Google splits displays of information for Android Wear into two categories: suggesting and demanding.

Suggesting implies the most typical content a user would be interested in viewing while swiping vertically or horizontally on a device’s screen. For example, a user could breeze through information about a destination, an upcoming trip, and a conversation with a friend. Suggestions like this form a critical piece of the Android Wear experience that Google wants to enable, which boils down to delivering the right stuff at the right time.

Still, a device can’t know everything. So alongside suggestions, there are demands, which stand for tasks a person can proactively call up. Voice commands could initiative these sorts of processes, like setting a timer, requesting a cab, or identifying a song. Still, Google wants to keep interactions to a minimum.

Google offers some best practices to developers on the design front: “Omit needless text from your notifications. Design for glanceability, not reading, Use words and phrases, not sentences. Show, don’t tell: where possible use simple icons, glyphs, and visualizations to convey your message.”

And Google advises developers to only use vibration under urgent circumstances. Anything less critical can just bubble up on the screen without other cues.

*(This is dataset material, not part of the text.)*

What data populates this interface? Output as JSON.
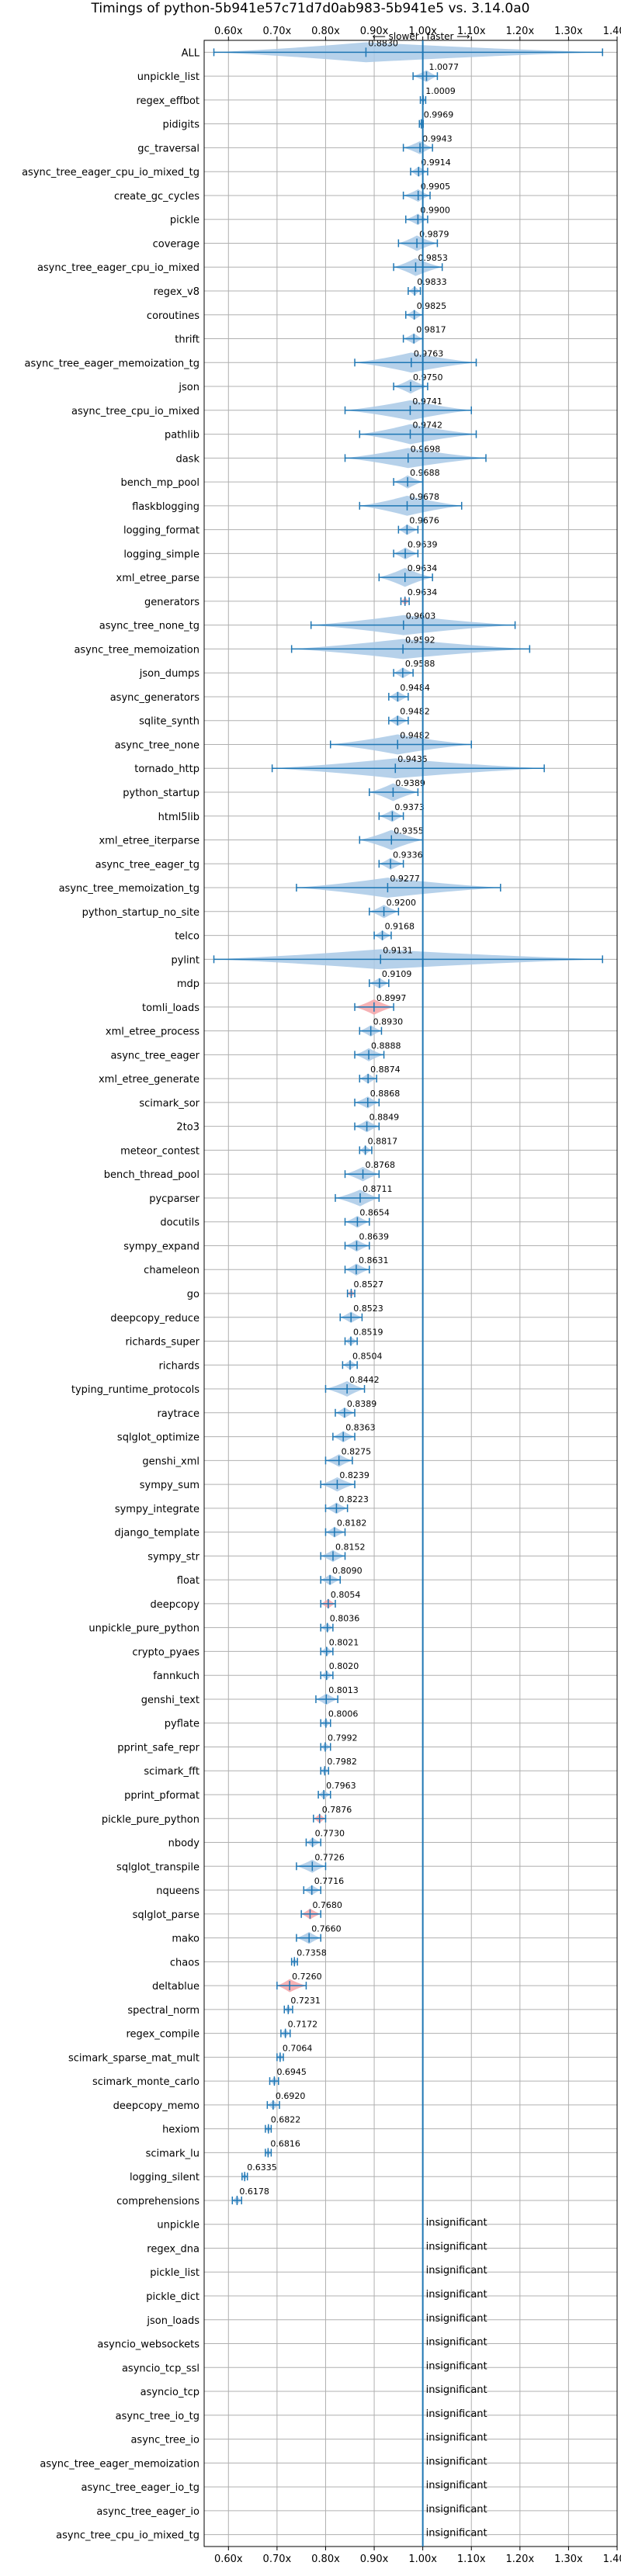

For those who learn by watching YouTube videos, Google has furnished a couple of those as well as a new Google+ community. Of course.

Even so, Google doesn’t want all of its hot new Android Wear code appearing just anywhere yet. Developers seeking access to the developer preview must promise not to port over even a drop of it to a device that’s not supported in the Android Wear program:

3.3 You may not use the Developer Preview for any purpose not expressly permitted by this License Agreement. Except to the extent required by applicable third party licenses, you may not: (a) copy (except for backup purposes), modify, adapt, redistribute, decompile, reverse engineer, disassemble, or create derivative works of the Developer Preview or any part of the Developer Preview; or (b) load any part of the Developer Preview onto a mobile handset or wearable computing device or any other hardware device except an Android Wear device, combine any part of the Developer Preview with other software, or distribute any software or device incorporating a part of the Developer Preview.